Les médecins traitent les IST avec des antibiotiques lorsqu’elles sont provoquées par des bactéries et avec des médicaments antiviraux pour celles causées par des virus. Il existe des vaccins contre l’hépatite B et contre le papillomavirus (lire encadré).
Les déboires de Jean Hubert montrent que, dans de rares cas, des complications peuvent persister malgré le traitement. Après quatre ans, il ne s’est toujours pas remis. Son urètre reste enflammé et la prostate est atteinte. Le jeune homme souffre de douleurs chroniques et de dépression. «Toute ma vie part en vrille à cause de cette infection», déplore-t-il. Il lui reste l’espoir que la prochaine cure d’antibiotiques soit enfin efficace.
Katharina Baumann / seb
Papillomavirus: un quart des cancers touchent les hommes
Le papillomavirus (HPV) est un cas à part parmi les IST. Il s’agit de l’infection sexuellement transmissible la plus répandue. Elle est si fréquente que 80% à 90% des femmes et des hommes sont contaminés au moins une fois au cours de leur vie.
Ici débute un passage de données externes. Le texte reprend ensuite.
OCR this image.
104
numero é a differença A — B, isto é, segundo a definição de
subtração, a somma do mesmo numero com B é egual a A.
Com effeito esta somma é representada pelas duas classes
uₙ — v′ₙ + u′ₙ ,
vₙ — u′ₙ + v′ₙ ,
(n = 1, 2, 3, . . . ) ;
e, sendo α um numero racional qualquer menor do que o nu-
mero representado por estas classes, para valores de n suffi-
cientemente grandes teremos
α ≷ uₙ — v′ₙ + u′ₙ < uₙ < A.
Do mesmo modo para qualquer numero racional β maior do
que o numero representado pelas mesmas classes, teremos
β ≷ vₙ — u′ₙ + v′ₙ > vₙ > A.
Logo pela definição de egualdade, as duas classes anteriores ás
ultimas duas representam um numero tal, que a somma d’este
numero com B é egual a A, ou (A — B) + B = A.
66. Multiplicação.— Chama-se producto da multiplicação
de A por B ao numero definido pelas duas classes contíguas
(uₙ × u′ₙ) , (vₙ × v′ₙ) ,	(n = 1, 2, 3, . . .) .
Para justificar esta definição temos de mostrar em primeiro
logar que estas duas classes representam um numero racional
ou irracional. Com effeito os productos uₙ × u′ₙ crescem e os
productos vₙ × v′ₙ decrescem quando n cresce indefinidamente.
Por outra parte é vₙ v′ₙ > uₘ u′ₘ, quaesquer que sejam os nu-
Dans la plupart des cas, le HPV ne provoque aucun symptôme et guérit de lui-même. «90% des personnes s’en débarrassent spontanément dans les deux ans, alors que 10% vont développer des infections persistantes», précise Pierre-Alex Crisinel, responsable de l’unité d’infectiologie pédiatrique et de vaccinologie du CHUV.
Il existe plus de 200 types de HPV, dont une quinzaine sont dits à haut risque, car ils peuvent provoquer un cancer à long terme (voir tableau). «Au total, environ 1% des personnes infectées de façon chronique par un papillomavirus vont développer un cancer», relève Pierre-Alex Crisinel. Contrairement à ce que beaucoup de personnes pensent, il ne s’agit pas d’un problème exclusivement féminin. Selon l’Institut national français du cancer (INCa), un quart de tous les cancers induits par le HPV surviennent chez l’homme. Il s’agit très majoritairement de cancers de la sphère ORL puis de l’anus.» Une méta-analyse publiée en août a d’ailleurs relevé qu’un homme sur cinq est porteur d’un papillomavirus à haut risque.
En Suisse, la vaccination des adolescents est recommandée depuis 2015. Pierre-Alex Crisinel la conseille aussi bien pour les garçons que pour les filles. Selon le spécialiste, «il s’agit d’un vaccin bien toléré. Il a pu être démontré notamment qu’il ne présente pas d’augmentation du risque de sclérose en plaques ou d’autres maladies auto-immunes». Le vaccin, qui protège notamment contre les types 16 et 18 du HPV, a un bénéfice attendu plus grand chez les femmes. Ces deux types sont en effet responsables de 60 à 70% des cancers HPV féminins contre environ 25 à 50% des cancers HPV masculins. La vaccination des hommes permet toutefois de diminuer aussi la circulation du virus.
Son efficacité est supérieure s’il est administré avant le début de l’activité sexuelle. Il est gratuit pour les 11 à 26 ans.